Szukając pomysłu na oczka dla moich filcowanych piesków, znalazłam mnóstwo uroczych szydełkowych maskotek. Takich zwanych amigurumi. Powiem szczerze, że jeszcze nie zgłębiałam ani nazwy, ani historii tych maskotek, ale niezmiernie mnie urzekły duże główki i słodkie buźki :) Stwierdziłam, że skoro szydełkować umiem, to czemu nie spróbować czegoś nowego?
Na początku zrobiłam owieczkę, która ostatecznie z amigurumi ma mało wspólnego. Na pewno kiedyś Wam ją pokażę, choć to była tylko rozgrzewka. Pomyślałam, pokombinowałam i zaczęły mi wychodzić maskotki takie, jak chciałam :) Pierwsza była ta panda:
Wyszła taka trochę smutna, ale dzięki temu zyskała na uroku :)

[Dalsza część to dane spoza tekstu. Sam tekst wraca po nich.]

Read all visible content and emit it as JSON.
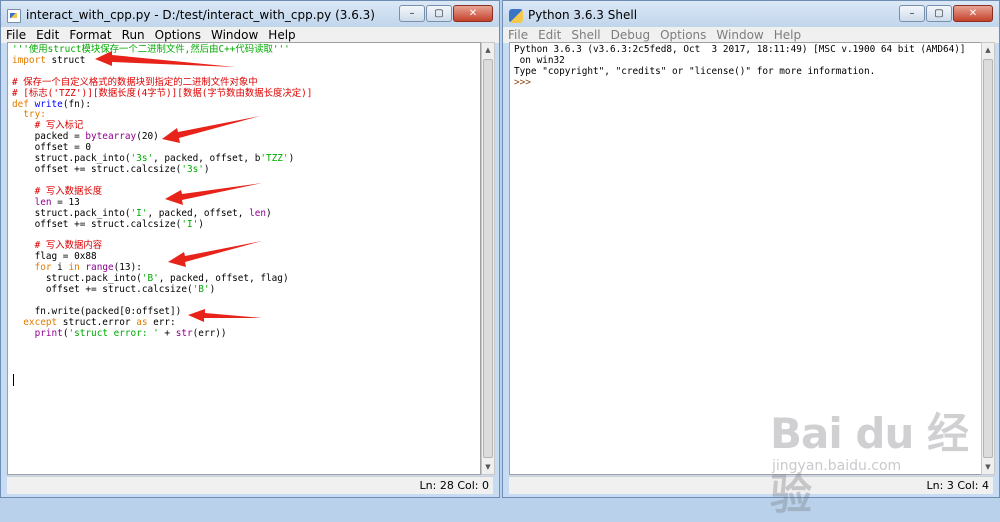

Oczka ma z czarnych guzików.
Mam nadzieję, że niedługo znajdzie się ktoś, kto będzie się chciał nią zaopiekować!
A w kolejce do zaprezentowania na blogu czeka jeszcze piesek, kotek, królik i miś.
Przyjemnej środy!
Brak komentarzy:
Prześlij komentarz
Będzie mi bardzo miło, jeśli coś do mnie napiszesz :))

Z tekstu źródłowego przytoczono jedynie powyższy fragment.